Consider a continuous bijection $X\to Y$ such that $X$ is homeomorphic to a separable infinite dimensional Hilbert space. I wonder what can be said about topological properties of $Y$.

To exclude silly pathologies (e.g. $Y$ is $X$ with trivial topology), let's suppose that $Y$ is separable and metrizable.

**Motivation.** Suppose you study a space that appears naturally, and you manage to bijectively parametrize with a continuous parameter that takes values is a nice parameter space (such as $l^2$). If you discover that the parametrization isn't a homeomorphism, you may wonder if you have proved anything at all.
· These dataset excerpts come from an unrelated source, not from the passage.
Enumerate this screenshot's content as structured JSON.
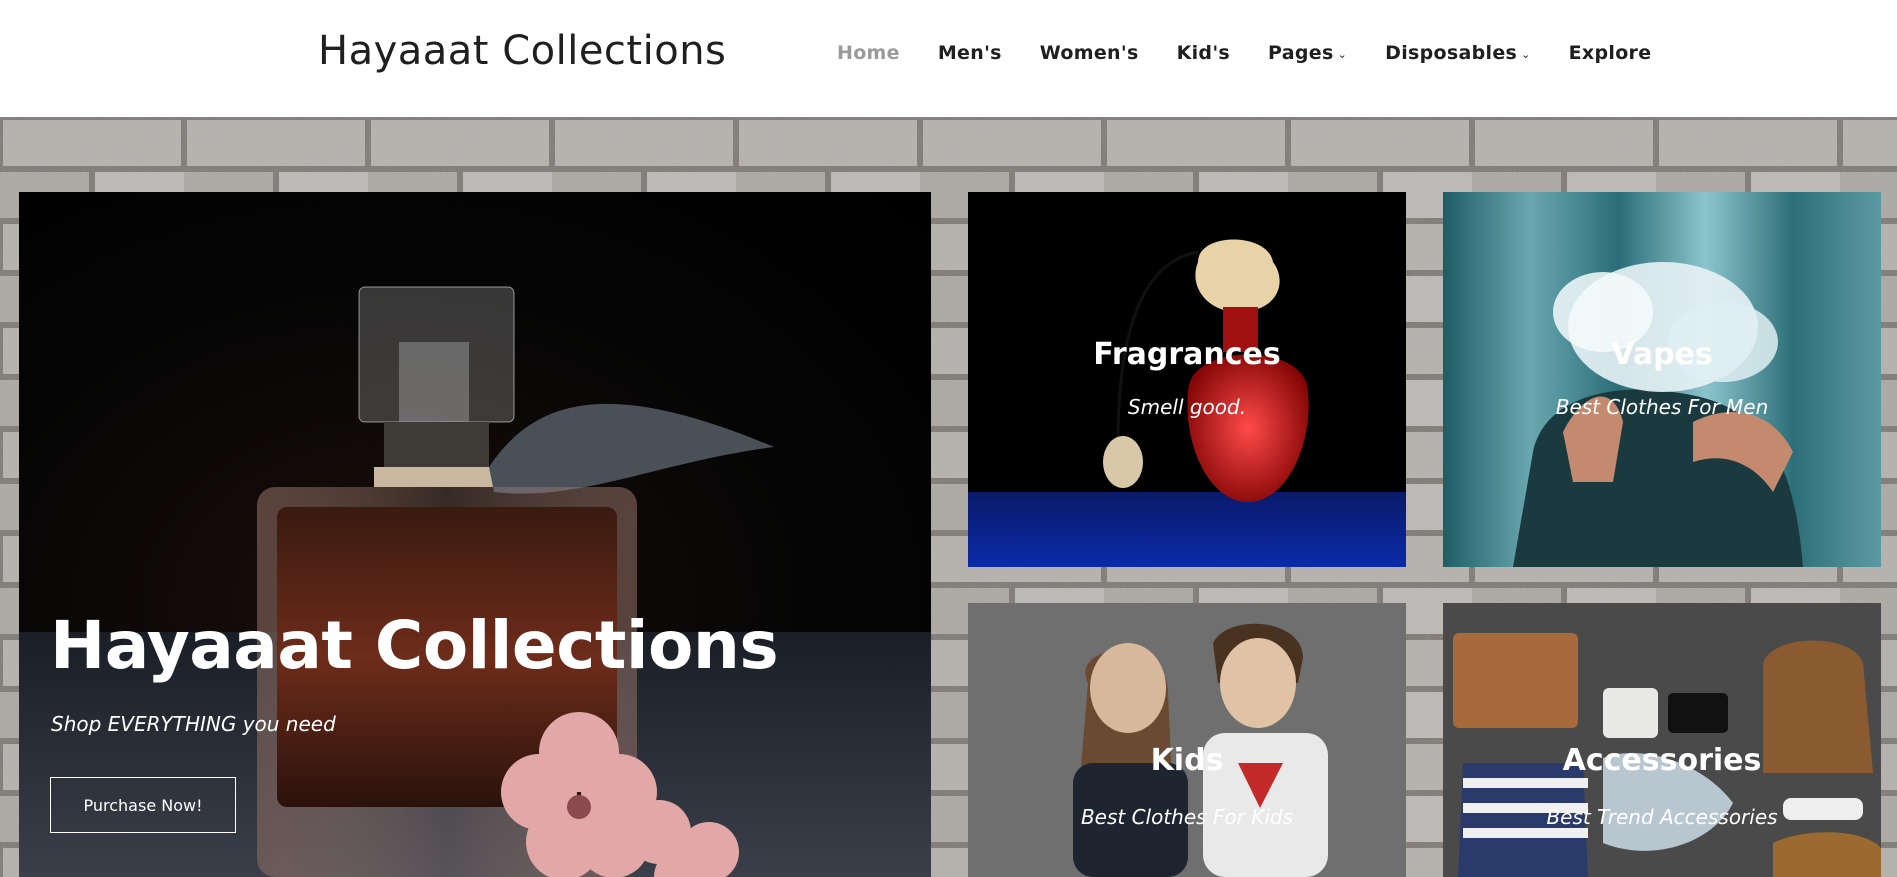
{
  "header": {
    "logo": "Hayaaat Collections",
    "nav": [
      {
        "label": "Home",
        "active": true
      },
      {
        "label": "Men's"
      },
      {
        "label": "Women's"
      },
      {
        "label": "Kid's"
      },
      {
        "label": "Pages",
        "dropdown": true
      },
      {
        "label": "Disposables",
        "dropdown": true
      },
      {
        "label": "Explore"
      }
    ]
  },
  "hero": {
    "title": "Hayaaat Collections",
    "subtitle": "Shop EVERYTHING you need",
    "button": "Purchase Now!"
  },
  "tiles": {
    "fragrances": {
      "title": "Fragrances",
      "subtitle": "Smell good."
    },
    "vapes": {
      "title": "Vapes",
      "subtitle": "Best Clothes For Men"
    },
    "kids": {
      "title": "Kids",
      "subtitle": "Best Clothes For Kids"
    },
    "accessories": {
      "title": "Accessories",
      "subtitle": "Best Trend Accessories"
    }
  },
  "icons": {
    "dropdown": "chevron-down-icon"
  },
  "colors": {
    "nav_active": "#9a9a9a",
    "text": "#1f1f1f"
  }
}
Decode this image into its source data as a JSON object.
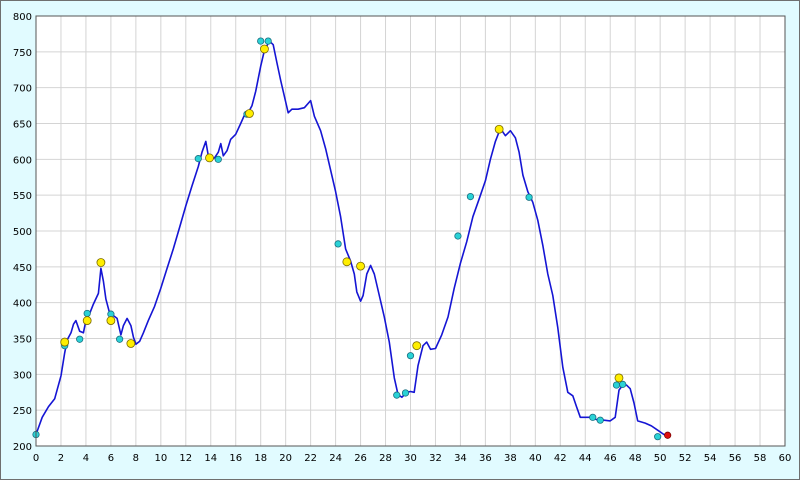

** Remarks ** (to the original question):

$Y$ is path-connected; in fact, no countable (or finite) subset can separate $Y$. (Here is why: the preimage of a countable subset of $Y$ is a countable subset of $X$. Then it is known that the complement in $l^2$ of a countable subset is homeomorphic to $l^2$, and hence the image of the complement in $Y$ is path-connected.)

$Y$ can be homeomorphic to $X$ even when the bijection is not a homeomorphism. In fact, there is a result of Savkin that any infinite dimensional Banach manifold admits a continuous self-bijection that is not a homeomorphism. See also a recent paper by Creswell in Monthly.

The same question is interesting when $X$ is $\mathbb R^n$. (I briefly thought that the answer in this case follows from the invariance of domain, and Bill kindly corrected me in comments).